The Supreme court therefore upheld the ruling of the country’s Eastern High Court, finding Frederik Hostrup Pedersen, the head of the DPF (Danish Poker Federation), guilty on arranging gambling events around the country.
The Eastern High Court over-turned the initial ruling by Copenhagen’s city court in favour of the poker federation allowing tournaments to be played there, handing down a 5,000 kroner fine to Hostrup Pedersen. However, after a majority of the Supreme Court justices found him guilty, all agreed to dismiss the fine that was handed, saying that the city court rule put the illegality of poker tournaments in doubt.

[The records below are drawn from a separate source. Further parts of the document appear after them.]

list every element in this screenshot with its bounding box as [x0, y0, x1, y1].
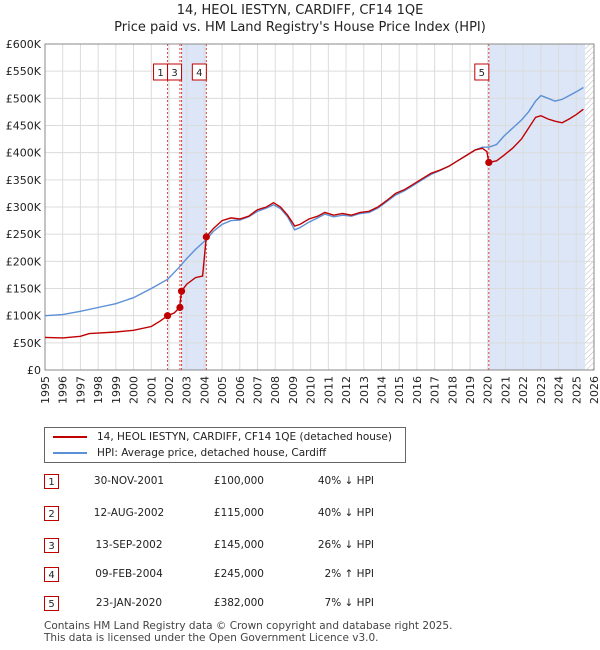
- x-tick-label: 2018: [446, 376, 459, 404]
- legend: 14, HEOL IESTYN, CARDIFF, CF14 1QE (deta…: [44, 427, 406, 463]
- footer-line-copyright: Contains HM Land Registry data © Crown c…: [44, 620, 453, 632]
- chart-title: 14, HEOL IESTYN, CARDIFF, CF14 1QE: [176, 3, 424, 18]
- x-tick-label: 1998: [92, 376, 105, 404]
- x-tick-label: 1996: [57, 376, 70, 404]
- transaction-number-badge: 4: [44, 567, 59, 582]
- transaction-date: 30-NOV-2001: [93, 475, 165, 487]
- transaction-date: 12-AUG-2002: [93, 507, 165, 519]
- x-tick-label: 2019: [464, 376, 477, 404]
- legend-item-hpi: HPI: Average price, detached house, Card…: [53, 445, 326, 461]
- x-tick-label: 2009: [287, 376, 300, 404]
- legend-item-property: 14, HEOL IESTYN, CARDIFF, CF14 1QE (deta…: [53, 429, 392, 445]
- footer-line-licence: This data is licensed under the Open Gov…: [44, 632, 379, 644]
- x-tick-label: 2022: [517, 376, 530, 404]
- sale-number-label: 4: [196, 68, 202, 79]
- transaction-hpi-diff: 26% ↓ HPI: [317, 539, 374, 551]
- legend-swatch-hpi: [53, 452, 87, 454]
- sale-point: [202, 233, 210, 241]
- transaction-number-badge: 1: [44, 474, 59, 489]
- hpi-series-line: [44, 86, 584, 317]
- transaction-number-badge: 3: [44, 538, 59, 553]
- transaction-hpi-diff: 2% ↑ HPI: [324, 568, 374, 580]
- y-tick-label: £0: [27, 364, 41, 377]
- table-row: 2 12-AUG-2002 £115,000 40% ↓ HPI: [44, 506, 564, 522]
- x-tick-label: 2016: [411, 376, 424, 404]
- sale-number-label: 5: [479, 68, 485, 79]
- table-row: 3 13-SEP-2002 £145,000 26% ↓ HPI: [44, 538, 564, 554]
- x-tick-label: 2002: [163, 376, 176, 404]
- x-tick-label: 2010: [305, 376, 318, 404]
- x-tick-label: 2003: [181, 376, 194, 404]
- sale-number-label: 3: [171, 68, 177, 79]
- x-tick-label: 2006: [234, 376, 247, 404]
- sale-point: [177, 287, 186, 295]
- transaction-hpi-diff: 7% ↓ HPI: [324, 597, 374, 609]
- table-row: 5 23-JAN-2020 £382,000 7% ↓ HPI: [44, 596, 564, 612]
- transaction-date: 23-JAN-2020: [95, 597, 163, 609]
- x-tick-label: 2011: [322, 376, 335, 404]
- x-tick-label: 2026: [588, 376, 600, 404]
- y-tick-label: £600K: [6, 38, 42, 51]
- y-tick-label: £100K: [6, 310, 42, 323]
- x-tick-label: 2014: [375, 376, 388, 404]
- transaction-date: 13-SEP-2002: [95, 539, 163, 551]
- sale-point: [485, 158, 493, 167]
- transaction-date: 09-FEB-2004: [95, 568, 163, 580]
- y-tick-label: £350K: [6, 174, 42, 187]
- transaction-price: £100,000: [213, 475, 264, 487]
- transaction-price: £382,000: [213, 597, 264, 609]
- y-tick-label: £200K: [6, 255, 42, 268]
- y-tick-label: £250K: [6, 228, 42, 241]
- legend-label-hpi: HPI: Average price, detached house, Card…: [97, 447, 327, 459]
- legend-label-property: 14, HEOL IESTYN, CARDIFF, CF14 1QE (deta…: [97, 431, 392, 443]
- x-tick-label: 2021: [499, 376, 512, 404]
- x-tick-label: 2013: [358, 376, 371, 404]
- x-tick-label: 2007: [252, 376, 265, 404]
- x-tick-label: 1997: [74, 376, 87, 404]
- y-tick-label: £550K: [6, 65, 42, 78]
- y-tick-label: £400K: [6, 147, 42, 160]
- x-tick-label: 2005: [216, 376, 229, 404]
- x-tick-label: 2023: [535, 376, 548, 404]
- y-tick-label: £500K: [6, 92, 42, 105]
- plot-frame: [44, 43, 595, 371]
- x-tick-label: 2015: [393, 376, 406, 404]
- transaction-price: £245,000: [213, 568, 264, 580]
- x-tick-label: 2017: [429, 376, 442, 404]
- sale-number-marker: [474, 63, 490, 81]
- sale-point: [163, 312, 172, 320]
- y-tick-label: £150K: [6, 283, 42, 296]
- price-chart: £0 £50K £100K £150K £200K £250K £300K £350K £400…: [6, 38, 600, 404]
- transaction-price: £145,000: [213, 539, 264, 551]
- x-tick-label: 2008: [269, 376, 282, 404]
- transaction-number-badge: 2: [44, 506, 59, 521]
- y-tick-label: £450K: [6, 120, 42, 133]
- transaction-number-badge: 5: [44, 596, 59, 611]
- transaction-price: £115,000: [213, 507, 264, 519]
- y-tick-label: £300K: [6, 201, 42, 214]
- x-tick-label: 2012: [340, 376, 353, 404]
- table-row: 1 30-NOV-2001 £100,000 40% ↓ HPI: [44, 474, 564, 490]
- x-tick-label: 1995: [39, 376, 52, 404]
- sale-number-marker: [167, 63, 183, 81]
- x-tick-label: 2004: [198, 376, 211, 404]
- x-tick-label: 2024: [553, 376, 566, 404]
- transaction-hpi-diff: 40% ↓ HPI: [317, 475, 374, 487]
- transaction-hpi-diff: 40% ↓ HPI: [317, 507, 374, 519]
- x-tick-label: 2001: [145, 376, 158, 404]
- y-tick-label: £50K: [13, 337, 42, 350]
- sale-number-marker: [191, 63, 207, 81]
- legend-swatch-property: [53, 436, 87, 438]
- x-tick-label: 2020: [482, 376, 495, 404]
- x-tick-label: 2000: [128, 376, 141, 404]
- table-row: 4 09-FEB-2004 £245,000 2% ↑ HPI: [44, 567, 564, 583]
- footer-attribution: Contains HM Land Registry data © Crown c…: [44, 620, 452, 644]
- x-tick-label: 2025: [570, 376, 583, 404]
- x-tick-label: 1999: [110, 376, 123, 404]
- sale-number-label: 1: [157, 68, 163, 79]
- chart-subtitle: Price paid vs. HM Land Registry's House …: [114, 20, 486, 35]
- sale-point: [176, 303, 184, 312]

The city court rulings allowing privatly owned poker tournaments stemmed from June 2007. The subsequent High Court reversal of that decision in December of the same year affected around 500,000 residents who regularly played many poker in tournaments.
“It’s an unfortunate rule because we wanted to show Danes that poker is truly is a thinking man’s sport compaed to the game of chess or backgammon,” said Hostrup Pedersen.
But a new proposal from the Conservative Party is seeking to make private poker tournaments legal once more. As long as the maximum entrance fee to a tournament is 300 kroner.
“You should be allowed to have a fun evening with your friends at a privately held poker tournament without feeling like a run amock criminal,” exclaimed Tom Behnke, the party’s political affairs spokesman. “The alternative today is that people who want to play are forced to go to a casino or log on to an online casino.”
In the last few days, a united Poker public group in the state of Israel, has filed a discussion on the Supreme court about how poker is 'a man’s thinking sport', and can be considered legal in any form. The court has not yet given it’s vertdict, but from the look of it, it might have the same fate as in Denemark.
Most people has the assumption that Poker is indeed a gambling game (luck game) and has nothing to do with Sport or ‘Thinking Game’ and therefore the majority is favored for the negative sides of that game.